A faculty member at Loyola Marymount University has threatened the Jesuit institution with “legal action” if it drops coverage of abortion in its healthcare plan.
A faculty member at Loyola Marymount University has threatened the Jesuit institution with "legal action" if it drops coverage of abortion in its healthcare plan.
The administration and the president of the university, David Burcham, recently announced that the university was dropping abortion coverage from the health plan. The news was shared with faculty and staff via a letter, that said, in part, “We are writing to inform you of a change in LMU’s health benefits coverage regarding elective abortions and to correct some misrepresentations that have been reported about how this change occurred.” The letter was dated Aug. 15, 2013, the Feast of the Assumption of the Blessed Virgin Mary.
That decision—which is expected to be made final in a board of trustees meeting today, Oct. 7, 2013—has caused widespread protest from many faculty and staff.

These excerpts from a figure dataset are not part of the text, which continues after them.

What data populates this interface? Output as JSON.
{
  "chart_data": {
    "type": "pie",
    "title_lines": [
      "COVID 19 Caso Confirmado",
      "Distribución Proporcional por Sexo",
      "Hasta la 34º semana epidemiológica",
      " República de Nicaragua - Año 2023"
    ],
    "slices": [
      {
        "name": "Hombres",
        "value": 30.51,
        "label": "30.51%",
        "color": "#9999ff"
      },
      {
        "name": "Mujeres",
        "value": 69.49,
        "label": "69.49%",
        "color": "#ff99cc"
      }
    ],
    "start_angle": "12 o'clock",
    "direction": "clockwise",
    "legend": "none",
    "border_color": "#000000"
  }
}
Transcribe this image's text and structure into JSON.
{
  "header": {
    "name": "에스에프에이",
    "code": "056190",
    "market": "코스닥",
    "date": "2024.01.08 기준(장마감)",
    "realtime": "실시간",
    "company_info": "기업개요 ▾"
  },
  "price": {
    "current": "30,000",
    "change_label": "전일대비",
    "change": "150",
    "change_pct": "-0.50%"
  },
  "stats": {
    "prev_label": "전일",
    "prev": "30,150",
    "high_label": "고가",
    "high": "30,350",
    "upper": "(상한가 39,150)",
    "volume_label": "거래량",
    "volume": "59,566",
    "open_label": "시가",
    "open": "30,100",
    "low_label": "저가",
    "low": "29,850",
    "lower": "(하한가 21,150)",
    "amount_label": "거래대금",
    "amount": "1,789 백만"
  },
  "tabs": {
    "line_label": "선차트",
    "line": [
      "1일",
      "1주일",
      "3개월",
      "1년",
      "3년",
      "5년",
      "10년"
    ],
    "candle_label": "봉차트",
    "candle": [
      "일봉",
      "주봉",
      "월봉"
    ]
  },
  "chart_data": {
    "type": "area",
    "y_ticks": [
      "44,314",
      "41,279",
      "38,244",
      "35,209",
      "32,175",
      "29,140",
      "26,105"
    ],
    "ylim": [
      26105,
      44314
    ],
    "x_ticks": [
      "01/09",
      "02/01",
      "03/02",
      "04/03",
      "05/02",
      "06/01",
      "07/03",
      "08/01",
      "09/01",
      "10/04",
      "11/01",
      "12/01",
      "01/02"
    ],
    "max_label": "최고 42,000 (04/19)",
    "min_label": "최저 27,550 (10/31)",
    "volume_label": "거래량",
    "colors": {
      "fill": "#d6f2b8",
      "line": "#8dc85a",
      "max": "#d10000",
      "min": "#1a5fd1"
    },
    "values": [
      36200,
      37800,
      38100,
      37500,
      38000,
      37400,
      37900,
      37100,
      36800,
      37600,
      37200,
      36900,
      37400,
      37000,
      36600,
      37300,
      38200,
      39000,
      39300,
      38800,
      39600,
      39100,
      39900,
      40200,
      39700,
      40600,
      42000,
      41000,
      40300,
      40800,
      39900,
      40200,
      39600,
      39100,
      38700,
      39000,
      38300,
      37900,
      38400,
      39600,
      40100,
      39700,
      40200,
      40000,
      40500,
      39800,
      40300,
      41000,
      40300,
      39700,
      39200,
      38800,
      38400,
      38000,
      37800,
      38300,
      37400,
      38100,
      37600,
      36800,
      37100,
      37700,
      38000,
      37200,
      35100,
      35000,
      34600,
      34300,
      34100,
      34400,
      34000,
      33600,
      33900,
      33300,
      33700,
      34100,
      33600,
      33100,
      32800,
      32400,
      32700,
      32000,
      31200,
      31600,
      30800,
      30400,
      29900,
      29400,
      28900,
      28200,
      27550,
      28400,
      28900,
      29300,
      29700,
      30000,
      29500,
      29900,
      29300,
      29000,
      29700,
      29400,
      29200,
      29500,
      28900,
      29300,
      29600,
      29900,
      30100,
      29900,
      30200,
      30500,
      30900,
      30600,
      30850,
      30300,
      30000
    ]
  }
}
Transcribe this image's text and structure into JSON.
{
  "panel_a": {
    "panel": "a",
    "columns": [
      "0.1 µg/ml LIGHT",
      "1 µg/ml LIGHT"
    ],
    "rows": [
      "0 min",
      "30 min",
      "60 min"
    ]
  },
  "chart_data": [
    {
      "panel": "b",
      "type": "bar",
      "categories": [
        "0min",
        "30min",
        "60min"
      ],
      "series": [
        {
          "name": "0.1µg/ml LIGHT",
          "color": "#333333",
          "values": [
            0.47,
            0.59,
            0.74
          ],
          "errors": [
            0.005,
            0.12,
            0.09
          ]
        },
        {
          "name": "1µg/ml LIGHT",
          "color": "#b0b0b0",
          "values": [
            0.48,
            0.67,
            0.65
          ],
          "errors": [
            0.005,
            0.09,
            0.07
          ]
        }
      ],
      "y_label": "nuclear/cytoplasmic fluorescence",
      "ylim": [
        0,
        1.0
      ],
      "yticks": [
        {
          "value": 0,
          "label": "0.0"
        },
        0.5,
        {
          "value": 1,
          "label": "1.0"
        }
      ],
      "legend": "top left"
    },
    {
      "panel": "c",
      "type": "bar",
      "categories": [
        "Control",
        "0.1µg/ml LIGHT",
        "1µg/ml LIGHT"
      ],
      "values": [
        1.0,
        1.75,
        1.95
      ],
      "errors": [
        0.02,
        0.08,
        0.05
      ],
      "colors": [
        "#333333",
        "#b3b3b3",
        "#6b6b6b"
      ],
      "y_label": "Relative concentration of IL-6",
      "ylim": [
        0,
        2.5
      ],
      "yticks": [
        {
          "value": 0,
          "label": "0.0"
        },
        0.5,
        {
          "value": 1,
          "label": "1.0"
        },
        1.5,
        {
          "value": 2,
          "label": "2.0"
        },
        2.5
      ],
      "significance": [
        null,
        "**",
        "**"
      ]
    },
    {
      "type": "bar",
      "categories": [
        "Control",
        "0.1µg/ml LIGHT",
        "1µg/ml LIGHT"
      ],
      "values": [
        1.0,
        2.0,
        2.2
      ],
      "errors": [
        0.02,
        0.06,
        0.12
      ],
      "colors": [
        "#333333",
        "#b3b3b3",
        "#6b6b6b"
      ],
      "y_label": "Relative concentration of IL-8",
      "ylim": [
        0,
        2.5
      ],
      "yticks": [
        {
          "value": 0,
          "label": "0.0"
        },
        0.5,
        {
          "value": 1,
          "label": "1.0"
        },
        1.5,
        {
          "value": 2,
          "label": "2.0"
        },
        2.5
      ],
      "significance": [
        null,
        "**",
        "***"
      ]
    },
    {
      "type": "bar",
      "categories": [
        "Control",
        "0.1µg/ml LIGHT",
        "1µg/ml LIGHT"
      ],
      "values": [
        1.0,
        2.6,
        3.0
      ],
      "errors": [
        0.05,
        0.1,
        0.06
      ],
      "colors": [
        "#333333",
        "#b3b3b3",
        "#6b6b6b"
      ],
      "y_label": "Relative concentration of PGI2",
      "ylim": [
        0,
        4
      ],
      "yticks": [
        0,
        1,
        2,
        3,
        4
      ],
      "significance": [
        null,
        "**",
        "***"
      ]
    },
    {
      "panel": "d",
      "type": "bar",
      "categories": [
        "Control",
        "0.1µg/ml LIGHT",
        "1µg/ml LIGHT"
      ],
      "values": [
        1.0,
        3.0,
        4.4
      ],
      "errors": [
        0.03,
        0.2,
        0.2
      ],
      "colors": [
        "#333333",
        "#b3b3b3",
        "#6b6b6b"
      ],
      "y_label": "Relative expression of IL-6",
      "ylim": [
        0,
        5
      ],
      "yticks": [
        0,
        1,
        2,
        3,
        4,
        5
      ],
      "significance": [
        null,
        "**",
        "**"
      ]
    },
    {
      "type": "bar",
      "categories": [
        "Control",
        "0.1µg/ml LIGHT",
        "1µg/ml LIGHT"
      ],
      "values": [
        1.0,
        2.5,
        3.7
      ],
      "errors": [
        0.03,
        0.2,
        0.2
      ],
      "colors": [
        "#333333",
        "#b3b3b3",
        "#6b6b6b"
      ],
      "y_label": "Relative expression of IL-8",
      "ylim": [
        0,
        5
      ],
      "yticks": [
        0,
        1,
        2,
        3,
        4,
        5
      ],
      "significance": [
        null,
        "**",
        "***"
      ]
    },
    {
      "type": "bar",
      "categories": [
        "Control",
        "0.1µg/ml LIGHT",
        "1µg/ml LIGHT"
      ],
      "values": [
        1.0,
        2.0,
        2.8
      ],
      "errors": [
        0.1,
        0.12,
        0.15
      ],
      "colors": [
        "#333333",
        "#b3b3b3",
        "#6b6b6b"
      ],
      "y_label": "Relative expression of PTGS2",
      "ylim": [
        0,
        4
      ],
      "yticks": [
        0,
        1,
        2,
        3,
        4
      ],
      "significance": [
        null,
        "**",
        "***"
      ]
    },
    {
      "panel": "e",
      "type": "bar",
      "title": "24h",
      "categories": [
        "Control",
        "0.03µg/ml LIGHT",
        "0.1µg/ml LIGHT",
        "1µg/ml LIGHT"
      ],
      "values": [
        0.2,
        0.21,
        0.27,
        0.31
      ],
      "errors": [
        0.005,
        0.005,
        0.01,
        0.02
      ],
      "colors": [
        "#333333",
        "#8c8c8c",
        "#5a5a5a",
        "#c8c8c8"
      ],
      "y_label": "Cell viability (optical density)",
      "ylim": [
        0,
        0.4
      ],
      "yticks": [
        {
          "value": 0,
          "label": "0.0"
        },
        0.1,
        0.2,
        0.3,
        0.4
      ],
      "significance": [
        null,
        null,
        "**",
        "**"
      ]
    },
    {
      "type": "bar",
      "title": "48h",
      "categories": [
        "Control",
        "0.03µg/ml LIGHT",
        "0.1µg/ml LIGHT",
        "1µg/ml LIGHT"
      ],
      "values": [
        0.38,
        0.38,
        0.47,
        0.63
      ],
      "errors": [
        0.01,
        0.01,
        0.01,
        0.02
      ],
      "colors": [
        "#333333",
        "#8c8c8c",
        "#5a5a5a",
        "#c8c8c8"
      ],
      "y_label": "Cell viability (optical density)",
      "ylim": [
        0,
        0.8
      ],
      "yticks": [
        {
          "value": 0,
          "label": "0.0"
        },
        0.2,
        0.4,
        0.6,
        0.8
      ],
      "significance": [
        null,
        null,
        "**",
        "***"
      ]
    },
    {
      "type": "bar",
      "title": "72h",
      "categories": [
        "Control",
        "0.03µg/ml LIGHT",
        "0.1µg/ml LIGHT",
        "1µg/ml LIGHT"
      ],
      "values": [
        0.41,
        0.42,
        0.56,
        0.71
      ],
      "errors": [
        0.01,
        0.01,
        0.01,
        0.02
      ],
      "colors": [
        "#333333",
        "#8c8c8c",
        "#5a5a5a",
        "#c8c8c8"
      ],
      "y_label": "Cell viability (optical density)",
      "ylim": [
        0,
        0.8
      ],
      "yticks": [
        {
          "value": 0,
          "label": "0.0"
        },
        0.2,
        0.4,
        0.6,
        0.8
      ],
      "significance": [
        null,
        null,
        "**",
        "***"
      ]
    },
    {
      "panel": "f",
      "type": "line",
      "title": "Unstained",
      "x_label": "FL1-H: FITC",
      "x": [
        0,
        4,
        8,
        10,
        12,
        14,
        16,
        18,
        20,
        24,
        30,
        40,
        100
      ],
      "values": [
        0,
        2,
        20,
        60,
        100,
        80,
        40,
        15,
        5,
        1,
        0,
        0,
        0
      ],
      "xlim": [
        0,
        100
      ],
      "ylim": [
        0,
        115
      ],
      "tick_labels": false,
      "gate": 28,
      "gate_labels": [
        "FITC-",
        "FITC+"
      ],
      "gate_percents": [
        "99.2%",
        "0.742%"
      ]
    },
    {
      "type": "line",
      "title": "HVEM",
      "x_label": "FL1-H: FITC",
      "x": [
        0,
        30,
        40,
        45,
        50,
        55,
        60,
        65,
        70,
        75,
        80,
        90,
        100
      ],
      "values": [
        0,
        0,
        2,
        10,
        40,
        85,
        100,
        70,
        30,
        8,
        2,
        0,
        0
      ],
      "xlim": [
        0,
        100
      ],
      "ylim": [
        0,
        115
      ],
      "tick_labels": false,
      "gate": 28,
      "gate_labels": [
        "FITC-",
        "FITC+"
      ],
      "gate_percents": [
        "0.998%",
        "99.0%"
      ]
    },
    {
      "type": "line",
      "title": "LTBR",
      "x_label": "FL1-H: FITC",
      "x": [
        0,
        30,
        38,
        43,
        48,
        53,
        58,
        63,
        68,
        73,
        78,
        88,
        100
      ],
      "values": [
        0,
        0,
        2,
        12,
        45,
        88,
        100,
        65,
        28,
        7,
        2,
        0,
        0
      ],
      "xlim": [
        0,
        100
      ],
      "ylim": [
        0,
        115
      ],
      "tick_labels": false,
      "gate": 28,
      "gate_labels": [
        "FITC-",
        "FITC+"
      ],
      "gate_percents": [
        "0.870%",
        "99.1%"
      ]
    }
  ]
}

But, LMU Sociology professor Anna Muraco is taking it a step further. In an interview with The Argonaut (a Southern California-based publication), she indicated that should the Board of Trustees decide to drop coverage of abortion she might consider taking “legal action.”
“The fact that the university seems to be able to dabble in our healthcare sets a very dangerous precedent,” she said. “I would not be against filing some sort of legal action.”
Burcham, in an open letter, recently warned against “intellectual bullying or intimidation, whether the source be internal or external.”
According to The Argonaut, she said that the decision by the administration to drop the coverage is not in line with the Jesuit tradition of social justice telling the publication, “There cannot be social justice without reproductive (coverage).”
Muraco, who recently penned a piece on this issue for the pro-abortion rights website RH Reality Check, seemed surprised that this was an issue at all.
“If women cannot control their reproductive lives, then there is not workplace equity,” she reportedly said. “Why are we still having these conversations?”